Pollán’s home was an impromptu hostel where out-of-town Ladies stayed while they visited loved ones jailed in Havana, filed legal papers, or attended the Wednesday gatherings. The house was also an information center for international reporters and human rights organizations, including the Committee to Protect Journalists. When news broke in Cuba, Pollán’s number was always at the top of the contact list. In a hoarse voice and thick Caribbean accent, Pollán would give the latest details about an arrest, a protest, or an inmate’s ailment. If she didn’t have the answer, Pollán was always eager to find it–even if the frequent clicks on her line made it clear that her phone was tapped.
During the time her husband and more than two dozen other journalists were in prison, Pollán worked with CPJ to get small grants to the families of those journalists who most needed it. Every month, she helped us identify journalists with serious health conditions or families struggling to find the necessary funds to travel to a far prison. Every year, she helped CPJ compile details of prison conditions and new arrests that helped us maintain a clear picture of repression against the island’s press. Pollán’s work with CPJ’s Journalist Assistance program made the Cuba project one of our most effective.

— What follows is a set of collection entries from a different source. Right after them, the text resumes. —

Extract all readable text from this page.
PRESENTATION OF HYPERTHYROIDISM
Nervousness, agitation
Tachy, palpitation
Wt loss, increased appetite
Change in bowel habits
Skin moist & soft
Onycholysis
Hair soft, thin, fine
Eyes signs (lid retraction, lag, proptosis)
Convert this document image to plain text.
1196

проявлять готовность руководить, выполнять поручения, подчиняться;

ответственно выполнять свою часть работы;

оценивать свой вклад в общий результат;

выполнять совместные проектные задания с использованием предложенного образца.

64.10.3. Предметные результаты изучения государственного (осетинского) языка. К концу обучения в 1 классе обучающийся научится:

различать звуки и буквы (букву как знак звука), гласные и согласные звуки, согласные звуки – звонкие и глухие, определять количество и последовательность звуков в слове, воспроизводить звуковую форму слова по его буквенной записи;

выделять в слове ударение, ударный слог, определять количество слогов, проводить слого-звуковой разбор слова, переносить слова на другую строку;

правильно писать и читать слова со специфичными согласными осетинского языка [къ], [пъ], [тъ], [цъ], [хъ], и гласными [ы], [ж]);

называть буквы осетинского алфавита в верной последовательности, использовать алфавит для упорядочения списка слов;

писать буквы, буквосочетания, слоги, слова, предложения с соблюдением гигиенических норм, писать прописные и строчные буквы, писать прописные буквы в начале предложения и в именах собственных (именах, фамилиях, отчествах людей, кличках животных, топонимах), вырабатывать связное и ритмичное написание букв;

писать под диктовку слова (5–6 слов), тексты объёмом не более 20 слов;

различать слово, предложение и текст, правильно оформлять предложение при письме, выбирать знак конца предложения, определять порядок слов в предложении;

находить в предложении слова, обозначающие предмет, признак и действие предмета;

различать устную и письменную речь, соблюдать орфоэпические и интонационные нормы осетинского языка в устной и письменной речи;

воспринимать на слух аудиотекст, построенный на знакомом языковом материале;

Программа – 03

Pollán was moved when we called to say that her husband, still jailed at the time, was a recipient of a CPJ 2008 International Press Freedom Award. In a brief note to CPJ, she said she felt proud of being his wife. Pollán said that she believed the award was not only for Maseda Gutiérrez but for all Cuban journalists “who risk their lives to inform what’s going on in Cuba and outside prison walls.”
In February of this year, after seven years behind bars, Maseda Gutiérrez was released from jail and was able to return home to his beloved wife. He was among the last of the 29 journalists originally jailed in the Black Spring to be freed. Shortly after his return, Pollán wrote for the CPJ Blog about her experiences.
“Sometimes they tell us, the Ladies in White, that we are brave women,” she wrote. “We disagree: We’ve simply experienced so much pain and love that, without realizing it, we crossed that line between fear and bravery.”